The building itself doesn't help because of the long corridors that house offices for lonely and secretive politicians where they and their young twenty-something staffers hide for most of the time until the bells sound a division.
And there's more than just pollies in Parliament House. There's clerks, researchers, journalists, chefs, librarians, guides, electricians, gardeners, plumbers, printers and cleaners who work in the 4,500-room building and grounds.
When parliament sits it's home for 5,000 people, or the combined population of Molong and Blayney, all from different cultural and ethnic backgrounds to keep our democratic heart ticking.
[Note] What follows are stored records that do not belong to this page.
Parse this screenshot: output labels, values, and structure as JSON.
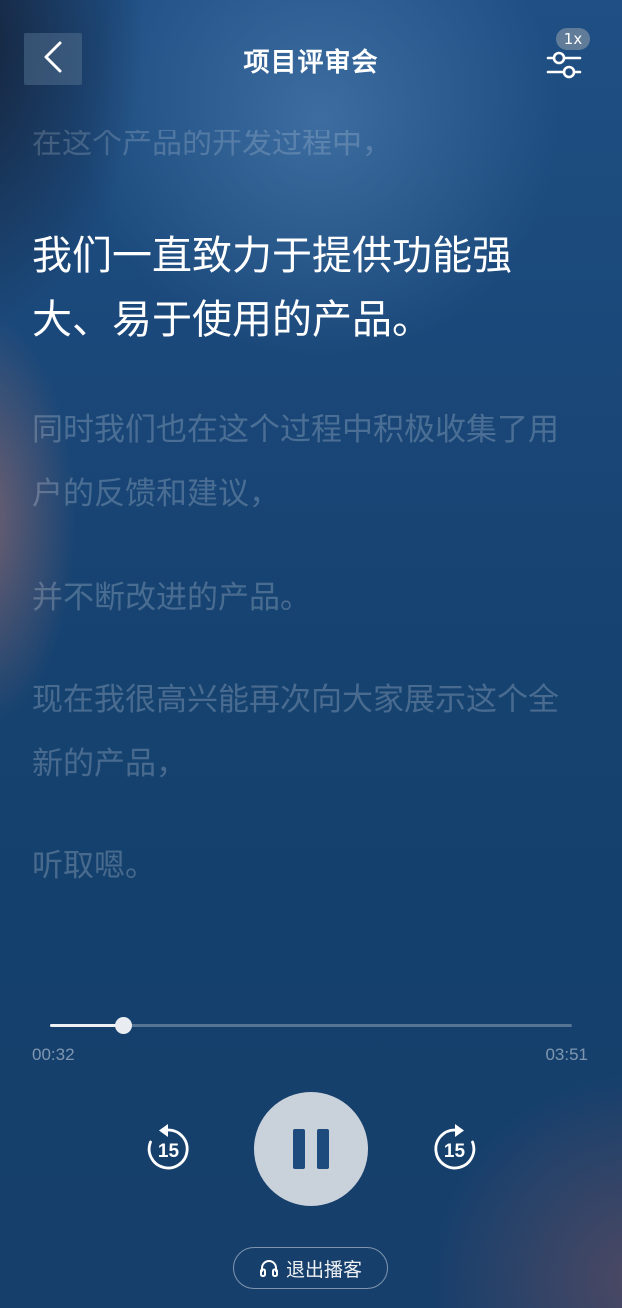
{
  "header": {
    "title": "项目评审会",
    "back_icon": "chevron-left-icon",
    "settings_icon": "sliders-icon",
    "speed_label": "1x"
  },
  "transcript": {
    "previous_line": "在这个产品的开发过程中，",
    "current_line": "我们一直致力于提供功能强大、易于使用的产品。",
    "next_lines": [
      "同时我们也在这个过程中积极收集了用户的反馈和建议，",
      "并不断改进的产品。",
      "现在我很高兴能再次向大家展示这个全新的产品，",
      "听取嗯。"
    ]
  },
  "player": {
    "elapsed": "00:32",
    "total": "03:51",
    "progress": 0.139,
    "rewind_label": "15",
    "forward_label": "15",
    "state": "playing"
  },
  "footer": {
    "exit_label": "退出播客",
    "exit_icon": "headphones-icon"
  },
  "colors": {
    "background": "#15406f",
    "active_text": "#ffffff",
    "pause_button": "#c9d1db"
  }
}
Working there for three years as media officer for the deputy president of the Senate, the best way to get around the maze of corridors, doorways and lifts was to stick small yellow post-it notes on the walls to find the way back to our office.
You lined up at Aussies for a coffee and cup cake for morning tea, had lunch in the cafeteria, had a haircut at Lizzie's, went for a swim in the heated pool or pretended to get fit in the gymnasium.
There was chook feeding for the media out the front every morning and Budget nights the Hyatt Hotel had a menu for 'in-house' service from all-day breakfast to mains of steak or pizza, a wine list and beer.
So life there was pretty simple and it's sad it's being tarnished by a foolish few.